The ROI in these use cases is very clear. Machines already outperform humans in many of these workflows - not because people aren’t capable, but because AI doesn’t get tired, doesn’t miss details, and can operate consistently at massive scale. Once organizations see that impact in one function, it becomes much easier to expand AI into adjacent workflows.
Q: What do you think is the biggest challenge enterprises face in adopting AI meaningfully?
Rodrigo: The challenge isn’t experimentation - it’s integration.
Many enterprises are running dozens, sometimes hundreds, of AI pilots. The problem is that these pilots often live on the edges of the organization, disconnected from core systems, incentives, and decision-making. As a result, they generate excitement, but very little sustained impact.
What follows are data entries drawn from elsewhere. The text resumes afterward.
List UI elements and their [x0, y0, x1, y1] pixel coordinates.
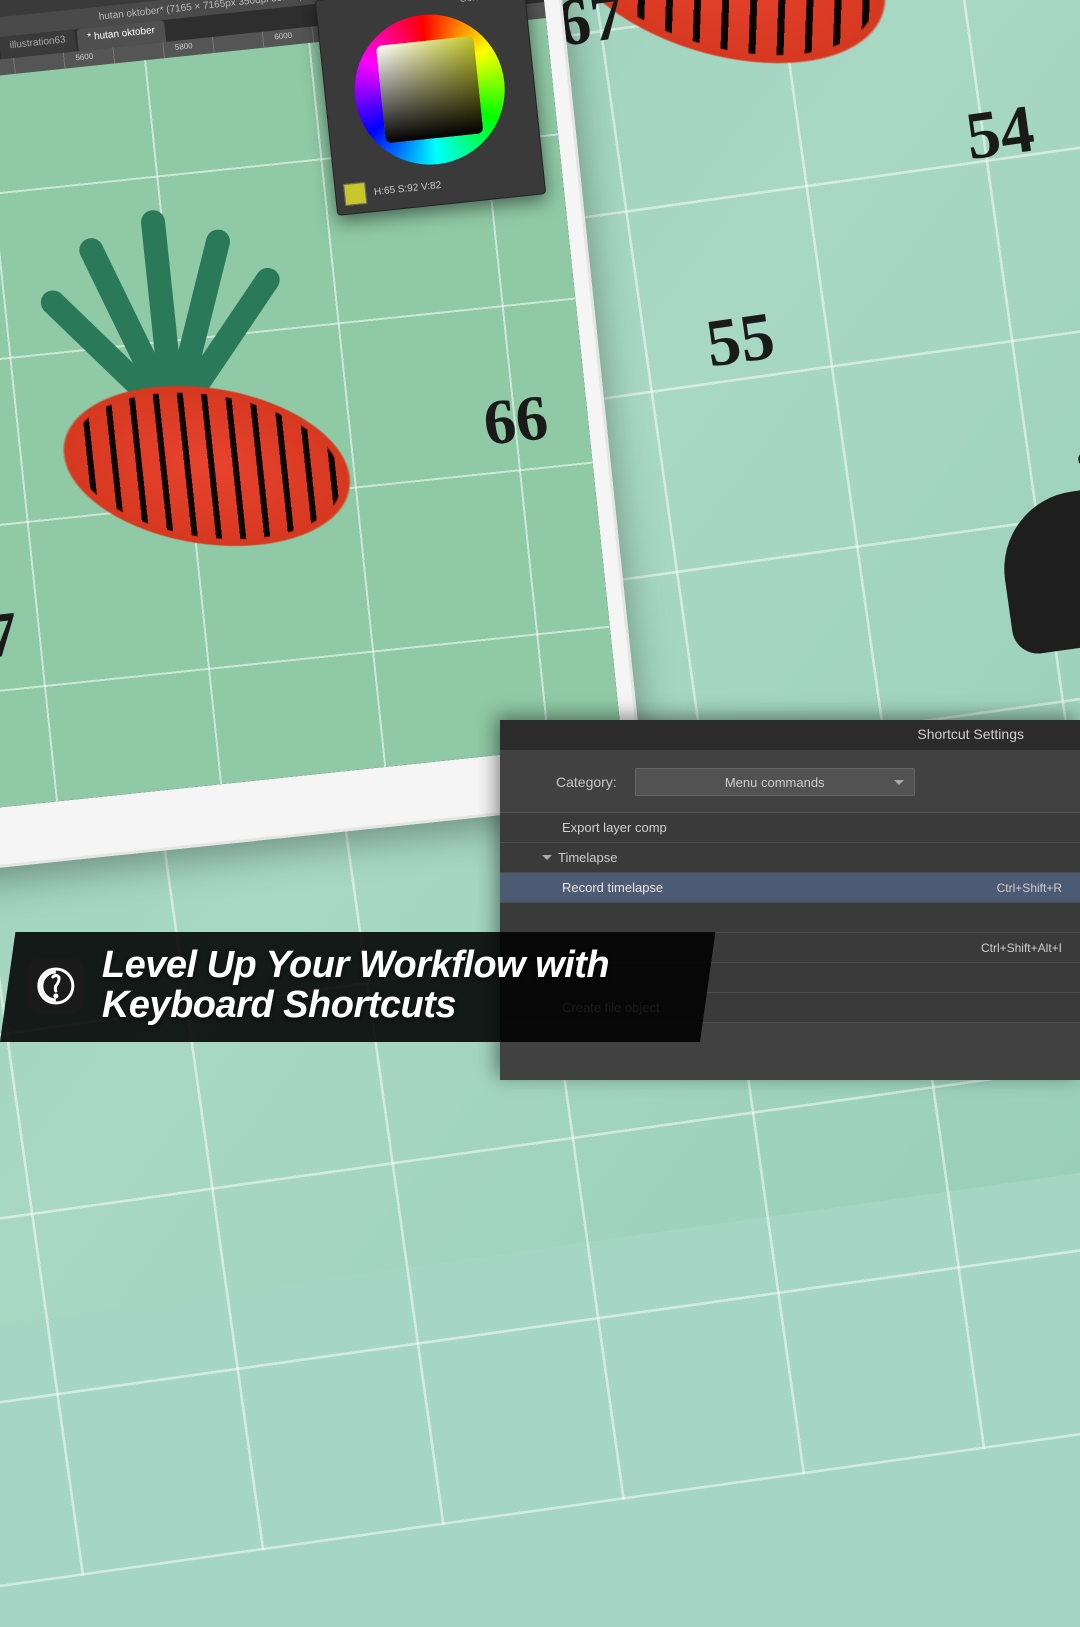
color-swatch[interactable] [343, 182, 367, 206]
color-wheel-panel[interactable]: Color Wheel H:65 S:92 V:82 [315, 0, 547, 216]
shortcut-label: Timelapse [558, 850, 617, 865]
ruler-mark: 5800 [174, 41, 193, 52]
shortcut-key: Ctrl+Shift+Alt+I [981, 941, 1080, 955]
board-number: 54 [961, 91, 1039, 176]
shortcut-group-row[interactable]: Timelapse [500, 843, 1080, 873]
title-line-1: Level Up Your Workflow with [102, 946, 609, 986]
category-label: Category: [556, 774, 617, 790]
category-dropdown[interactable]: Menu commands [635, 768, 915, 796]
ipad-screen: Filter Window Help hutan oktober* (7165 … [0, 0, 622, 814]
canvas-number: 66 [480, 380, 551, 460]
title-banner: Level Up Your Workflow with Keyboard Sho… [0, 932, 715, 1042]
shortcut-label: Record timelapse [562, 880, 663, 895]
banner-title: Level Up Your Workflow with Keyboard Sho… [102, 946, 609, 1026]
dialog-title: Shortcut Settings [500, 720, 1080, 750]
color-hsv-readout: H:65 S:92 V:82 [374, 179, 442, 197]
ruler-mark: 5600 [75, 52, 94, 63]
title-line-2: Keyboard Shortcuts [102, 986, 609, 1026]
shortcut-row[interactable]: Export layer comp [500, 813, 1080, 843]
shortcut-row-selected[interactable]: Record timelapse Ctrl+Shift+R [500, 873, 1080, 903]
shortcut-key: Ctrl+Shift+R [997, 881, 1080, 895]
shortcut-label: Export layer comp [562, 820, 667, 835]
shortcut-row[interactable] [500, 903, 1080, 933]
color-wheel[interactable] [347, 7, 512, 172]
board-number: 55 [702, 298, 780, 383]
ruler-mark: 6000 [274, 31, 293, 42]
category-value: Menu commands [725, 775, 825, 790]
clip-studio-logo-icon [28, 958, 84, 1014]
chevron-down-icon [542, 855, 552, 865]
category-row: Category: Menu commands [500, 768, 1080, 812]
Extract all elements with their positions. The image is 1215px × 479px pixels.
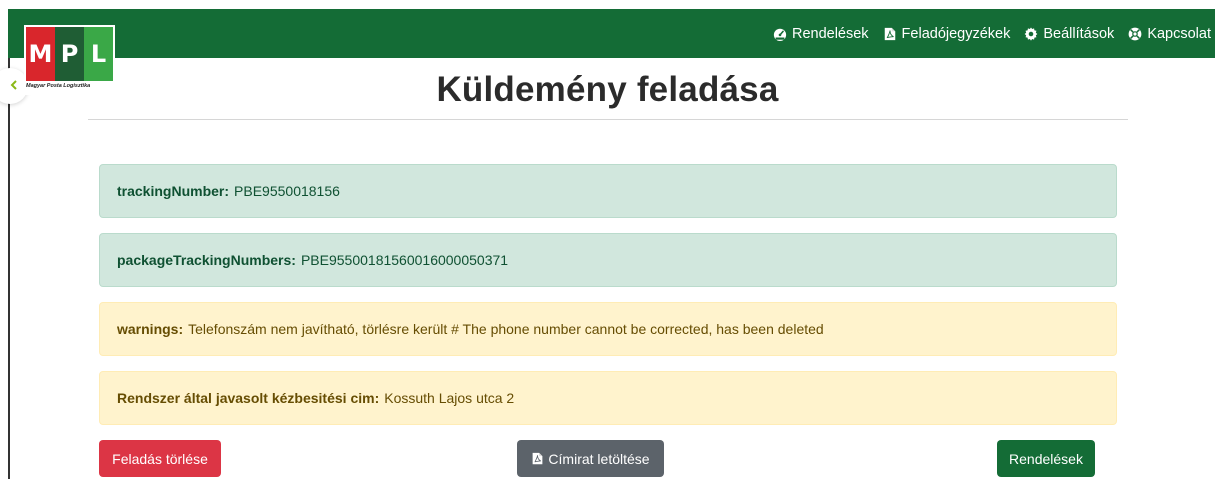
result-alert-warnings: warnings: Telefonszám nem javítható, tör… (99, 302, 1117, 356)
gear-icon (1024, 26, 1038, 41)
dashboard-icon (773, 27, 787, 41)
nav-item-settings[interactable]: Beállítások (1024, 26, 1114, 42)
main-nav: Rendelések Feladójegyzékek Beállítások K… (759, 9, 1211, 58)
download-label-button[interactable]: Címirat letöltése (517, 440, 664, 477)
title-divider (88, 119, 1128, 120)
alert-value: PBE95500181560016000050371 (300, 252, 509, 268)
alert-key: warnings: (117, 321, 184, 337)
page-left-border (8, 58, 10, 479)
orders-button[interactable]: Rendelések (997, 440, 1095, 477)
pdf-file-icon (883, 27, 897, 41)
lifebuoy-icon (1128, 27, 1142, 41)
alert-value: PBE9550018156 (234, 183, 340, 199)
download-label-text: Címirat letöltése (548, 450, 650, 467)
nav-item-contact[interactable]: Kapcsolat (1128, 26, 1211, 42)
nav-item-orders[interactable]: Rendelések (773, 26, 869, 42)
alert-key: packageTrackingNumbers: (117, 252, 296, 268)
alert-value: Kossuth Lajos utca 2 (384, 390, 515, 406)
nav-item-label: Beállítások (1043, 25, 1115, 42)
top-navbar: Rendelések Feladójegyzékek Beállítások K… (8, 9, 1215, 58)
result-alert-package-tracking-numbers: packageTrackingNumbers: PBE9550018156001… (99, 233, 1117, 287)
alert-key: Rendszer által javasolt kézbesitési cim: (117, 390, 380, 406)
result-alert-tracking-number: trackingNumber: PBE9550018156 (99, 164, 1117, 218)
alert-value: Telefonszám nem javítható, törlésre kerü… (188, 321, 824, 337)
delete-shipment-button[interactable]: Feladás törlése (99, 440, 221, 477)
nav-item-label: Rendelések (791, 25, 869, 42)
result-alert-suggested-address: Rendszer által javasolt kézbesitési cim:… (99, 371, 1117, 425)
nav-item-manifests[interactable]: Feladójegyzékek (883, 25, 1011, 42)
page-title: Küldemény feladása (436, 70, 779, 109)
nav-item-label: Kapcsolat (1147, 25, 1211, 42)
nav-item-label: Feladójegyzékek (901, 25, 1011, 42)
alert-key: trackingNumber: (117, 183, 230, 199)
pdf-file-icon (531, 452, 544, 465)
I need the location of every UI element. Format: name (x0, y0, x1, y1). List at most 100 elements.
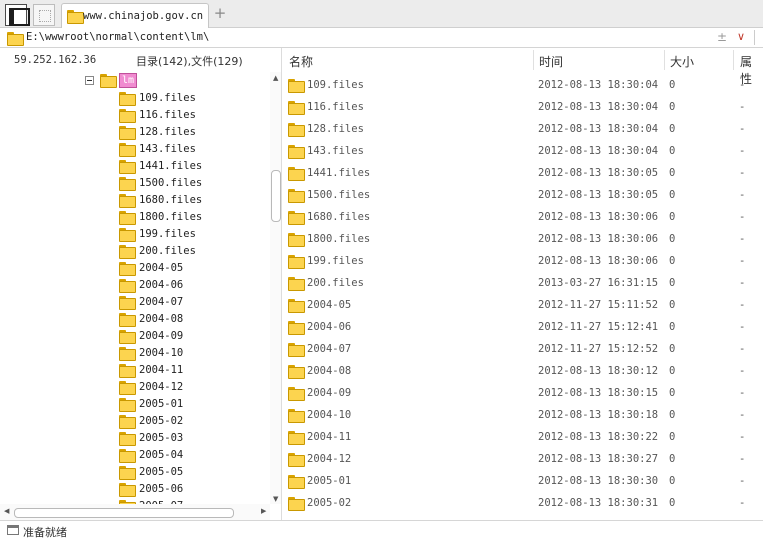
table-row[interactable]: 1680.files 2012-08-13 18:30:06 0 - (283, 206, 763, 228)
address-bar[interactable]: E:\wwwroot\normal\content\lm\ ± ∨ (0, 28, 763, 48)
status-text: 准备就绪 (23, 526, 67, 539)
address-path[interactable]: E:\wwwroot\normal\content\lm\ (26, 31, 209, 43)
table-row[interactable]: 143.files 2012-08-13 18:30:04 0 - (283, 140, 763, 162)
file-attr: - (739, 167, 746, 179)
collapse-icon[interactable] (85, 76, 94, 85)
file-size: 0 (669, 123, 676, 135)
file-attr: - (739, 79, 746, 91)
file-size: 0 (669, 365, 676, 377)
folder-icon (288, 189, 305, 203)
table-row[interactable]: 1800.files 2012-08-13 18:30:06 0 - (283, 228, 763, 250)
table-row[interactable]: 2004-11 2012-08-13 18:30:22 0 - (283, 426, 763, 448)
tree-item-label: 200.files (139, 245, 196, 257)
file-name: 2004-10 (307, 409, 352, 421)
folder-icon (119, 449, 136, 463)
status-window-icon (7, 525, 19, 535)
folder-icon (288, 233, 305, 247)
tree-vertical-scrollbar[interactable]: ▲ ▼ (270, 72, 281, 504)
tab-site[interactable]: www.chinajob.gov.cn (61, 3, 209, 28)
scroll-thumb[interactable] (271, 170, 281, 222)
column-divider[interactable] (533, 50, 534, 70)
tree-item-label: 2004-08 (139, 313, 184, 325)
column-name[interactable]: 名称 (289, 53, 313, 70)
file-name: 1680.files (307, 211, 371, 223)
tree-item-label: 143.files (139, 143, 196, 155)
folder-icon (288, 277, 305, 291)
tree-horizontal-scrollbar[interactable]: ◀ ▶ (0, 504, 270, 520)
table-row[interactable]: 2004-12 2012-08-13 18:30:27 0 - (283, 448, 763, 470)
folder-icon (119, 126, 136, 140)
file-time: 2012-08-13 18:30:22 (538, 431, 659, 443)
file-name: 1800.files (307, 233, 371, 245)
table-row[interactable]: 1441.files 2012-08-13 18:30:05 0 - (283, 162, 763, 184)
tree-item-label: 2005-05 (139, 466, 184, 478)
file-attr: - (739, 453, 746, 465)
table-row[interactable]: 2004-10 2012-08-13 18:30:18 0 - (283, 404, 763, 426)
tree-item-label: 199.files (139, 228, 196, 240)
folder-icon (119, 160, 136, 174)
file-size: 0 (669, 343, 676, 355)
new-tab-button[interactable]: + (212, 5, 228, 21)
file-attr: - (739, 431, 746, 443)
tree-item-label: 109.files (139, 92, 196, 104)
file-time: 2012-08-13 18:30:30 (538, 475, 659, 487)
table-row[interactable]: 2004-05 2012-11-27 15:11:52 0 - (283, 294, 763, 316)
tree-item-label: 2004-09 (139, 330, 184, 342)
folder-icon (288, 497, 305, 511)
chevron-down-icon[interactable]: ∨ (737, 30, 745, 43)
file-size: 0 (669, 211, 676, 223)
file-time: 2012-08-13 18:30:12 (538, 365, 659, 377)
directory-tree-pane: 59.252.162.36 目录(142),文件(129) lm 109.fil… (0, 48, 282, 520)
file-name: 2004-07 (307, 343, 352, 355)
file-time: 2012-11-27 15:11:52 (538, 299, 659, 311)
panel-toggle-button[interactable] (5, 4, 30, 26)
file-name: 2004-06 (307, 321, 352, 333)
table-row[interactable]: 200.files 2013-03-27 16:31:15 0 - (283, 272, 763, 294)
blank-tab-button[interactable] (33, 4, 55, 26)
scroll-left-icon[interactable]: ◀ (4, 507, 9, 515)
item-counts: 目录(142),文件(129) (136, 55, 243, 68)
file-name: 2005-02 (307, 497, 352, 509)
table-row[interactable]: 2005-01 2012-08-13 18:30:30 0 - (283, 470, 763, 492)
column-size[interactable]: 大小 (670, 53, 694, 70)
folder-icon (119, 466, 136, 480)
folder-icon (288, 101, 305, 115)
tree-item-label: 2004-05 (139, 262, 184, 274)
tree-header: 59.252.162.36 目录(142),文件(129) (0, 48, 281, 72)
file-time: 2012-08-13 18:30:06 (538, 211, 659, 223)
folder-icon (288, 255, 305, 269)
file-time: 2012-11-27 15:12:52 (538, 343, 659, 355)
folder-icon (288, 321, 305, 335)
column-divider[interactable] (733, 50, 734, 70)
table-row[interactable]: 2004-07 2012-11-27 15:12:52 0 - (283, 338, 763, 360)
file-size: 0 (669, 277, 676, 289)
scroll-up-icon[interactable]: ▲ (273, 74, 278, 82)
table-row[interactable]: 116.files 2012-08-13 18:30:04 0 - (283, 96, 763, 118)
file-name: 1441.files (307, 167, 371, 179)
column-time[interactable]: 时间 (539, 53, 563, 70)
table-row[interactable]: 1500.files 2012-08-13 18:30:05 0 - (283, 184, 763, 206)
folder-icon (288, 475, 305, 489)
tree-item-label: 2005-04 (139, 449, 184, 461)
table-row[interactable]: 128.files 2012-08-13 18:30:04 0 - (283, 118, 763, 140)
file-time: 2012-08-13 18:30:06 (538, 255, 659, 267)
table-row[interactable]: 2005-02 2012-08-13 18:30:31 0 - (283, 492, 763, 514)
column-divider[interactable] (664, 50, 665, 70)
plus-minus-icon[interactable]: ± (717, 30, 727, 44)
table-row[interactable]: 199.files 2012-08-13 18:30:06 0 - (283, 250, 763, 272)
file-size: 0 (669, 299, 676, 311)
scroll-thumb[interactable] (14, 508, 234, 518)
file-time: 2012-08-13 18:30:04 (538, 145, 659, 157)
folder-icon (119, 143, 136, 157)
file-size: 0 (669, 321, 676, 333)
table-row[interactable]: 2004-09 2012-08-13 18:30:15 0 - (283, 382, 763, 404)
tree-item-label: 2004-10 (139, 347, 184, 359)
file-name: 128.files (307, 123, 364, 135)
folder-icon (119, 296, 136, 310)
table-row[interactable]: 109.files 2012-08-13 18:30:04 0 - (283, 74, 763, 96)
scroll-right-icon[interactable]: ▶ (261, 507, 266, 515)
table-row[interactable]: 2004-08 2012-08-13 18:30:12 0 - (283, 360, 763, 382)
table-row[interactable]: 2004-06 2012-11-27 15:12:41 0 - (283, 316, 763, 338)
scroll-down-icon[interactable]: ▼ (273, 495, 278, 503)
tree-root-label[interactable]: lm (119, 73, 138, 88)
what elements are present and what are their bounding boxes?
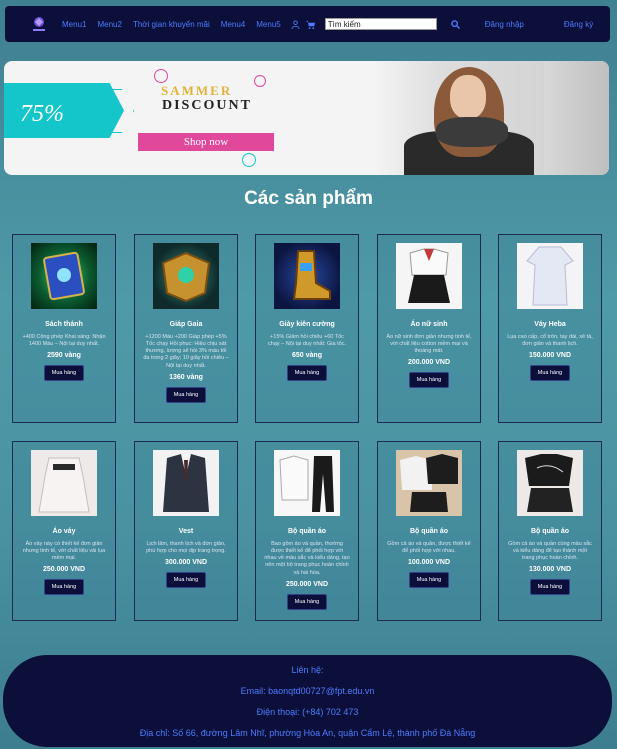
product-desc: Áo váy này có thiết kế đơn giản nhưng ti… <box>22 541 106 562</box>
banner-swirl <box>154 69 168 83</box>
footer-address: Địa chỉ: Số 66, đường Lâm Nhĩ, phường Hò… <box>139 728 476 738</box>
product-name: Giáp Gaia <box>169 321 203 328</box>
product-image <box>517 450 583 516</box>
product-price: 2590 vàng <box>47 352 81 360</box>
buy-button[interactable]: Mua hàng <box>286 365 328 382</box>
product-card: Giày kiên cường +15% Giảm hồi chiêu +60 … <box>255 234 359 423</box>
product-name: Áo váy <box>52 528 76 535</box>
product-image <box>153 243 219 309</box>
buy-button[interactable]: Mua hàng <box>43 579 85 596</box>
nav-menu1[interactable]: Menu1 <box>62 20 86 29</box>
buy-button[interactable]: Mua hàng <box>286 593 328 610</box>
product-card: Váy Heba Lụa cao cấp, cổ tròn, tay dài, … <box>498 234 602 423</box>
banner-title-top: SAMMER <box>161 83 233 98</box>
footer-phone[interactable]: Điện thoại: (+84) 702 473 <box>3 707 612 717</box>
buy-button[interactable]: Mua hàng <box>529 365 571 382</box>
product-price: 250.000 VND <box>42 566 86 574</box>
nav-menu5[interactable]: Menu5 <box>256 20 280 29</box>
banner-title-bottom: DISCOUNT <box>162 98 252 113</box>
promo-banner[interactable]: 75% SAMMER DISCOUNT Shop now <box>4 61 609 175</box>
banner-outline <box>94 89 134 133</box>
product-card: Giáp Gaia +1200 Máu +200 Giáp phép +5% T… <box>134 234 238 423</box>
banner-percent: 75% <box>20 101 64 127</box>
navbar: Menu1 Menu2 Thời gian khuyến mãi Menu4 M… <box>5 6 610 42</box>
product-card: Áo váy Áo váy này có thiết kế đơn giản n… <box>12 441 116 621</box>
buy-button[interactable]: Mua hàng <box>408 572 450 589</box>
product-price: 200.000 VND <box>407 359 451 367</box>
product-card: Vest Lịch lãm, thanh lịch và đơn giản, p… <box>134 441 238 621</box>
product-name: Áo nữ sinh <box>410 321 448 328</box>
product-price: 1360 vàng <box>169 373 203 381</box>
product-desc: Lụa cao cấp, cổ tròn, tay dài, xẻ tà, đơ… <box>507 334 593 348</box>
product-desc: +1200 Máu +200 Giáp phép +5% Tốc chạy Hồ… <box>143 334 229 369</box>
product-card: Sách thánh +400 Công phép Khai sáng: Nhậ… <box>12 234 116 423</box>
product-name: Váy Heba <box>534 321 566 328</box>
product-name: Bộ quần áo <box>287 528 327 535</box>
product-name: Bộ quần áo <box>530 528 570 535</box>
product-desc: +15% Giảm hồi chiêu +60 Tốc chạy – Nội t… <box>268 334 346 348</box>
product-card: Bộ quần áo Gồm cả áo và quần, được thiết… <box>377 441 481 621</box>
product-image <box>396 450 462 516</box>
login-link[interactable]: Đăng nhập <box>485 20 524 29</box>
product-price: 300.000 VND <box>164 559 208 567</box>
product-desc: Gồm cả áo và quần cùng màu sắc và kiểu d… <box>508 541 592 562</box>
product-price: 250.000 VND <box>285 580 329 588</box>
product-image <box>396 243 462 309</box>
nav-promo[interactable]: Thời gian khuyến mãi <box>133 20 210 29</box>
product-image <box>153 450 219 516</box>
banner-model-image <box>374 61 609 175</box>
product-price: 150.000 VND <box>528 352 572 360</box>
product-desc: +400 Công phép Khai sáng: Nhận 1400 Máu … <box>22 334 106 348</box>
signup-link[interactable]: Đăng ký <box>564 20 593 29</box>
nav-menu4[interactable]: Menu4 <box>221 20 245 29</box>
section-title: Các sản phẩm <box>244 188 373 209</box>
product-desc: Bao gồm áo và quần, thường được thiết kế… <box>264 541 350 576</box>
product-card: Bộ quần áo Gồm cả áo và quần cùng màu sắ… <box>498 441 602 621</box>
buy-button[interactable]: Mua hàng <box>165 572 207 589</box>
logo-icon[interactable] <box>29 14 49 34</box>
product-name: Bộ quần áo <box>409 528 449 535</box>
product-price: 100.000 VND <box>407 559 451 567</box>
product-name: Giày kiên cường <box>279 321 335 328</box>
product-price: 130.000 VND <box>528 566 572 574</box>
shop-now-button[interactable]: Shop now <box>138 133 274 151</box>
search-icon[interactable] <box>450 19 460 29</box>
user-icon[interactable] <box>291 19 300 29</box>
nav-menu2[interactable]: Menu2 <box>97 20 121 29</box>
product-name: Vest <box>178 528 194 535</box>
product-image <box>517 243 583 309</box>
footer-email[interactable]: Email: baonqtd00727@fpt.edu.vn <box>3 686 612 696</box>
product-card: Áo nữ sinh Áo nữ sinh đơn giản nhưng tin… <box>377 234 481 423</box>
product-desc: Gồm cả áo và quần, được thiết kế để phối… <box>387 541 471 555</box>
product-image <box>31 243 97 309</box>
product-image <box>274 450 340 516</box>
product-desc: Áo nữ sinh đơn giản nhưng tinh tế, với c… <box>386 334 472 355</box>
product-image <box>274 243 340 309</box>
product-price: 650 vàng <box>292 352 322 360</box>
buy-button[interactable]: Mua hàng <box>408 372 450 389</box>
buy-button[interactable]: Mua hàng <box>165 386 207 403</box>
product-name: Sách thánh <box>45 321 83 328</box>
cart-icon[interactable] <box>305 20 315 29</box>
search-input[interactable] <box>324 18 437 30</box>
product-desc: Lịch lãm, thanh lịch và đơn giản, phù hợ… <box>146 541 226 555</box>
buy-button[interactable]: Mua hàng <box>529 579 571 596</box>
banner-swirl <box>254 75 266 87</box>
buy-button[interactable]: Mua hàng <box>43 365 85 382</box>
footer: Liên hệ: Email: baonqtd00727@fpt.edu.vn … <box>3 655 612 747</box>
product-image <box>31 450 97 516</box>
product-card: Bộ quần áo Bao gồm áo và quần, thường đư… <box>255 441 359 621</box>
banner-swirl <box>242 153 256 167</box>
footer-contact-label: Liên hệ: <box>291 665 324 675</box>
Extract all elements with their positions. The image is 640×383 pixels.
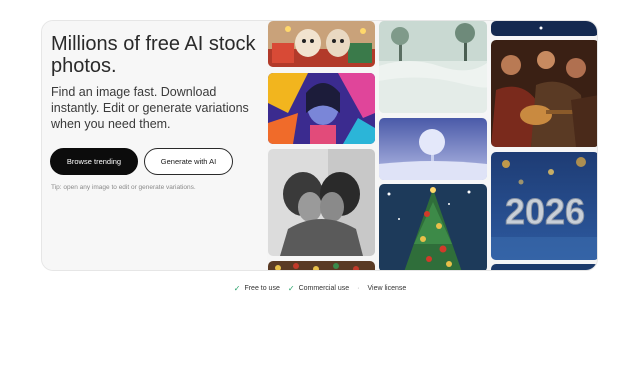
winter-tree-photo[interactable] bbox=[379, 118, 487, 180]
hero-subtitle: Find an image fast. Download instantly. … bbox=[51, 85, 249, 131]
snowy-field-photo[interactable] bbox=[379, 21, 487, 113]
commercial-use-label: Commercial use bbox=[298, 285, 350, 292]
blue-strip-photo[interactable] bbox=[491, 264, 597, 270]
view-license-link[interactable]: View license bbox=[367, 285, 406, 292]
separator-dot: · bbox=[357, 285, 360, 292]
hero-title: Millions of free AI stock photos. bbox=[51, 33, 256, 77]
black-white-couple-photo[interactable] bbox=[268, 149, 375, 256]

AI’s real value emerges only when it is deeply embedded into day-to-day workflows - not as a standalone tool, but as an invisible layer that augments how people actually work. Over time, every employee will have an AI companion, much like everyone has Excel today. People will build agents the way they once built spreadsheets - to manage information, automate repetitive tasks, and support better decisions in real time.
This shift requires enterprises to rethink processes end to end. It’s not about adding AI on top of existing workflows, but redesigning those workflows with AI at the core - redefining roles, changing handoffs, and updating how performance is measured.
The companies that ultimately win won’t be the ones running the most pilots. They’ll be the ones willing to do the harder work of re‑architecting their operating models around AI, so that productivity gains and decision quality compound across the organization.